Click here to read reviewer Luan Gaines's take on All is Not Forgotten.
Walker’s novel explores tough subject matter: the rape of a teenager by a stranger. Set in Fairview, Connecticut, the opening scenes convey Jenny Kramer’s night of horror. Fifteen years old and unusually self-aware,
Jenny finds the party to be everything she had imagined. However, as music and laughter wafts from the open windows, Jenny
ends up fighting for her life in Juniper Wood. All she can hear are the depraved sighs of her attacker and her own guttural cries: “I closed my eyes and just let the monster in.”
Jenny is plagued by disjointed and fragmented scraps of memory as the police attempt to reconstruct the night with forensic evidence, witness accounts, and criminal psychologist profiles. Jenny’s therapist, Dr. Alan Forrester, suggests a miracle treatment, a new drug that will put Jenny into a sort of coma in order to block her memories and at the very least reduce any PTSD she might suffer. Jenny’s distraught mother, Charlotte Kramer, is all too willing to allow the treatment. Jenny’s father, Tom,
compounds the issue; his sudden silence mirrors Detective Parsons' insistence that even if the drug doesn’t work completely, anything Jenny did remember would be ripped apart in court as unreliable.
The novel unfolds in chapters that move between Tom and Charlotte’s confessionals and Jenny’s confidential sessions with Dr. Forrester. With few clues left at the scene and no one arrested, the investigation led by Fairview’s police department eventually reaches an impasse. Tom
becomes overwhelmed by stress and by a fanatical desire to find the rapist himself. Forrester implies that Tom’s meddling in the case has hampered a successful resolution. Forrester paints a portrait of Jenny as a perfect child whose body was defiled and violated, her virtue stolen and her spirit broken.

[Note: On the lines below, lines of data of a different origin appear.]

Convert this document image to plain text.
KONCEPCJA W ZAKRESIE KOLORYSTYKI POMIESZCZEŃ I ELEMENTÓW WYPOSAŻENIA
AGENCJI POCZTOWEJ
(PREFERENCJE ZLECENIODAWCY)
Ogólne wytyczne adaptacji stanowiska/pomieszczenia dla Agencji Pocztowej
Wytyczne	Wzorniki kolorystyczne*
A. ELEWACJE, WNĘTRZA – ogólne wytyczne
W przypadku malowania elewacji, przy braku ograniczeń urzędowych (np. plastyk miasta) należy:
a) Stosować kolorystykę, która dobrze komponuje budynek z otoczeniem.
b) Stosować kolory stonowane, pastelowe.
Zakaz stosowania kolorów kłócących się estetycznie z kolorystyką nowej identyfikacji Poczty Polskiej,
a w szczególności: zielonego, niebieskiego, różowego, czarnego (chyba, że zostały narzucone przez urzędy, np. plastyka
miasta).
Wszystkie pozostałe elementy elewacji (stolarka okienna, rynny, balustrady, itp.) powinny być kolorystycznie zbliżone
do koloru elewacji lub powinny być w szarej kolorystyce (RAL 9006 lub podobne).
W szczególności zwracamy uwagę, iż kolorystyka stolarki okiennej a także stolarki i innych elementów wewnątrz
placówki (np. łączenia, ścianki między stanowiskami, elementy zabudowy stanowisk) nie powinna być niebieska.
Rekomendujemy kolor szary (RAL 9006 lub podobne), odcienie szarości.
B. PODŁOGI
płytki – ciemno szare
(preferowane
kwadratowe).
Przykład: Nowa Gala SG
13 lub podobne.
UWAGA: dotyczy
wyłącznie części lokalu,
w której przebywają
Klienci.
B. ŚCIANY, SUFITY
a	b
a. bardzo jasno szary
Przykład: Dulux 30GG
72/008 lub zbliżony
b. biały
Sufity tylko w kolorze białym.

In contrast, Charlotte endures an agonizing tension within the walls of their “fixed up house.” She’s anxious that she’s not done enough to protect her daughter and to help her to forget. In an interesting twist, Charlotte goes to Dr. Forrester, embarking on a series of confessionals that will expose the fault lines in the Kramer family, leaving Tom in tears and Charlotte disgusted. Meanwhile, Jenny’s dependence on Forrester, and another patient--ex-Navy
Seal and Iraq war veteran Sean Logan--adds another layer of anxiety to the proceedings. Logan
became Forrester’s patient 17 months before he began work with the Kramer family. Logan exhibits similar symptoms: anxiety, depression, anger and suicidal thoughts. Like Jenny, Sean is “lost in battle and lost in his own mind.”
Like delicate strands of spun sugar, Walker’s compelling narrative circles around Forrester, Tom, Charlotte, Jenny, and Sean. The author has the reader jumping from one suspect to another--from Tom’s boss, Bob Sullivan, to Forrester’s truculent teenage son, who finally confesses to his
father that yes, he was at the party the night that Jenny was raped. From the pain of secrets to the brutality of the rape itself, Walker bathes her characters in a world of sleaze and dishonesty, especially besieged Charlotte, who from the outset refuses to be Forrester’s “open book.” Charlotte’s willful blindness to Jenny’s despair has her soaked not only in her daughter’s own blood but also in her
own self-loathing and humiliation from a clandestine affair.
Forrester continues to hold court. Like the evil genius Dr. Frankenstein, he seems to thrive in the wake of the Kramer family tragedy, manipulating and controlling as he incorporates powerful psychological tools to dismantle Jenny, Charlotte and Tom’s defenses. In an unexpected twist, Forrester succeeds in creating “a straw man”
to deflect attention and suspicion away from his son. When Jenny has a change of heart and decides to unburden the dark secrets of that night, Forrester begins a slow dance with the devil that moves seamlessly from his therapeutic acrobatics to the memories of a young boy who was lured into the woods and into a new world of fear and searing pain.
Walker’s captivatingly paints shallow characters engaging in provocative and devious behavior. If Sean is Jenny’s savior, Bob Sullivan seems to be Charlotte’s ideal of the sexually voracious male, powerful, squalid and sordid.
With exquisite execution, Walker balances real drama against the power of these new psychoactive drugs to expose the anxious and unstoppable monster
who on that dark and terrible night attempted to steal everything from Jenny’s mind and from her body.